A Kansas House bill being debated by the Corrections and Juvenile Justice Committee would create tighter restrictions on bail bondsmen to help legitimize the business.

The Kansas Bail Agents Association supported House Bill 2493 on Thursday, which would amend a 2013 Kansas statute and prevent a person convicted of a felony to be a bondsman, as well as requiring out of state bondsmen to sub-contract with a local bonding firm. The bill also seeks to make sexual relations between a surety and the subject of a surety agreement unlawful.

In its simplest terms, a surety bond is a financial guarantee that the subject will complete the work they have committed to. In reference to the bill, a surety is the company, or individual working for the company, that provides this promise.

The KBAA supported the bill as a means of the improving the legitimacy of bondsmen across the state.

"The reality of it is, if you're a bondsman, you probably shouldn't have a felony and bond out other criminals," said Kevin Barone, the legislative representative for the KBAA.

In written testimony, Shane Rolf, a bail bondsman in Olathe and KBAA executive vice president, supported the bill, writing that by outlawing sexual relationships between a surety and the subject of the surety, it would allow for an extra level of protection for the bondsman.

"There is not a bail bondsman I know who has not been offered sexual favors in exchange for posting bond," Rolf wrote. "By making this type of consensual sexual contact illegal, the bail bondsman can easily dispose of these offers."

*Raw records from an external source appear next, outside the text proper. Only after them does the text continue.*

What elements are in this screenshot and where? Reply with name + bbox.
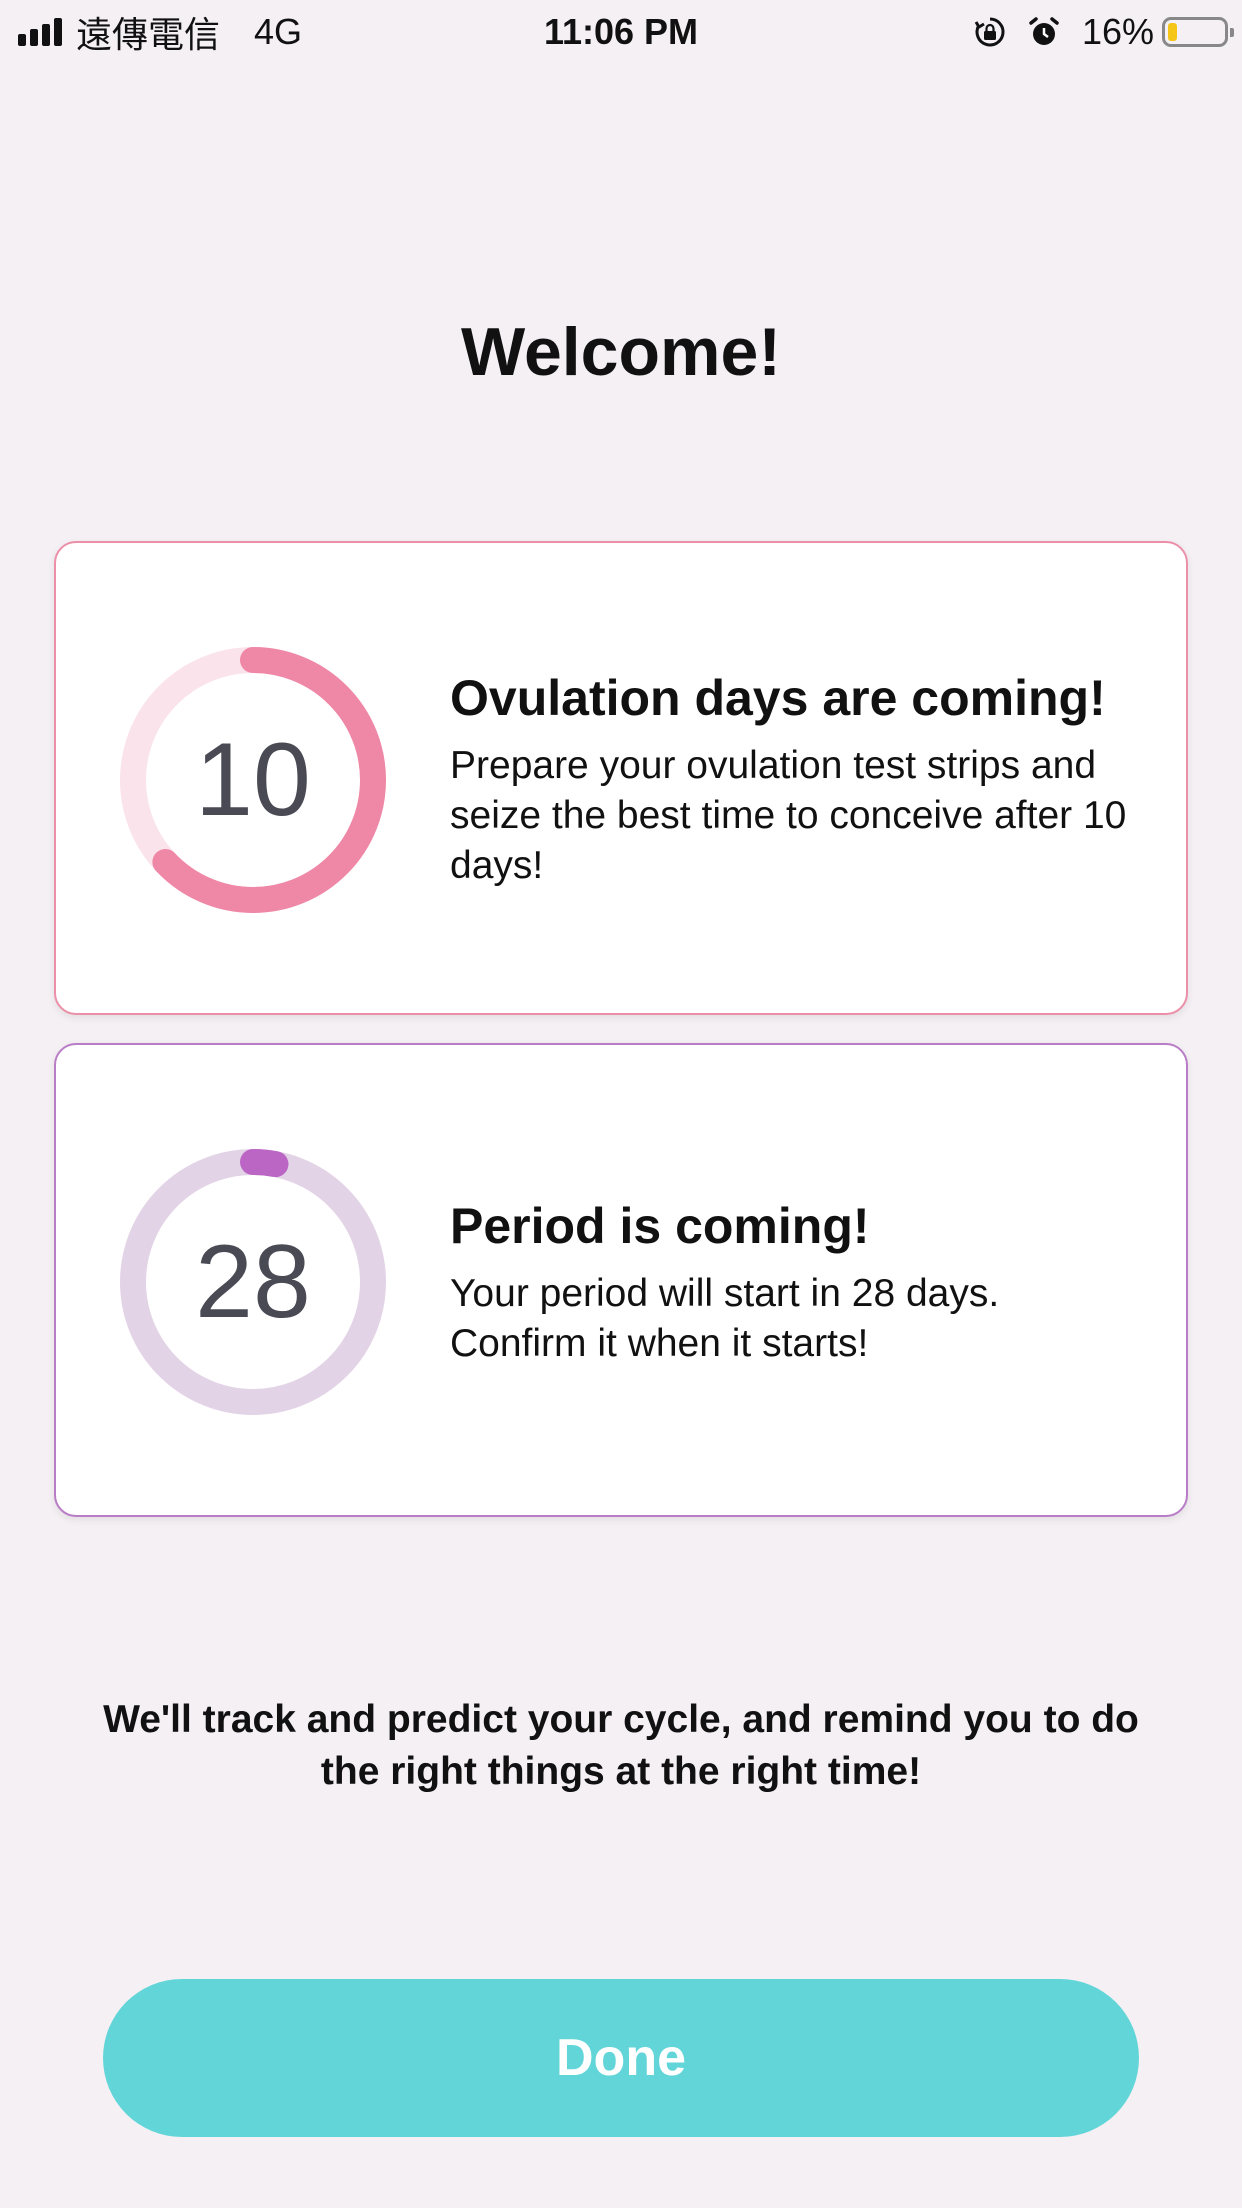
battery-fill [1168,23,1177,41]
page-title: Welcome! [461,314,781,390]
ovulation-description: Prepare your ovulation test strips and s… [450,744,1127,887]
tagline-message: We'll track and predict your cycle, and … [103,1698,1139,1793]
ovulation-days-number: 10 [195,722,311,838]
period-title: Period is coming! [450,1198,870,1254]
battery-icon [1162,17,1234,47]
alarm-icon [1029,17,1059,45]
period-days-number: 28 [195,1224,311,1340]
ovulation-text: Ovulation days are coming! Prepare your … [450,667,1146,891]
ovulation-card: 10 Ovulation days are coming! Prepare yo… [54,541,1188,1015]
ovulation-countdown-ring: 10 [118,645,388,915]
period-countdown-ring: 28 [118,1147,388,1417]
orientation-lock-icon [974,17,1005,47]
status-bar: 遠傳電信 4G 11:06 PM 16% [0,0,1242,62]
period-description: Your period will start in 28 days. Confi… [450,1272,1000,1365]
status-right: 16% [974,10,1234,54]
ovulation-title: Ovulation days are coming! [450,670,1106,726]
done-button[interactable]: Done [103,1979,1139,2137]
battery-percent: 16% [1081,11,1154,52]
period-card: 28 Period is coming! Your period will st… [54,1043,1188,1517]
period-text: Period is coming! Your period will start… [450,1195,1146,1369]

Opponents of the bill Kevin Moriarty and Daniel Creitz, Chief Judge of the 10th Judicial District and Chief Judge of the 31st Judicial District, respectively, reached an agreement with Rolf and Barone to change the language on certain amendments proposed. After the agreement, Moriarty and Creitz agreed that they, as well as the Kansas District Judges Association, would like to be listed as neutral on the bill.